We launched a number of jobs on Feb 24 that are still running; it is not unexpected for them to take a few days. However, they appear to be getting restarted while the old ones are still running. The stdout contains a start datestamp, and this date stamp keeps jumping around when you download the file repeatedly.
Eddie did more digging, and it appears that in this case there are three operations ids writing to the same stdout, one started on the 24th, another on the 27th, and a third today. This would indicate that three 32 core machines are busy working on the same thing and localizing to the same bucket path, it is not clear what will happen with the attributes when one of them finishes (does one win, are some jobs already forgotten, etc).

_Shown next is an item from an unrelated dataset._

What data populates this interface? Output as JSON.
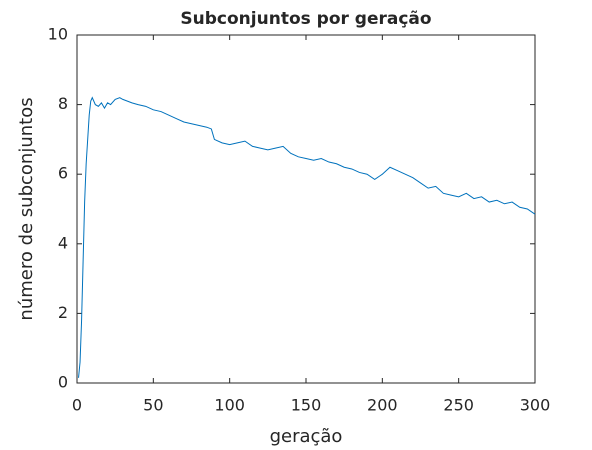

submission id: 4872ddf0-0b47-4da4-9381-7d3bc3ed678b
non-preemptible operations id's from one example task writing into the same bucket location:
operations/EKeB89KoKxjW39jp_qmSvI4BIP3g3tG1AioPcHJvZHVjdGlvblF1ZXVl
operations/EJb7mIioKxi728nH_Y3ajbEBIP3g3tG1AioPcHJvZHVjdGlvblF1ZXVl
operations/EPjWm5OnKxiy2dSLq8z-s-kBIP3g3tG1AioPcHJvZHVjdGlvblF1ZXVl
Is this related to Firecloud restarts?
Given the uncertainty of when/whether these will finish correctly, we are more interested at this point in killing (reaping?) these jobs, and restarting them using an algorithm tweak that should decrease the runtime.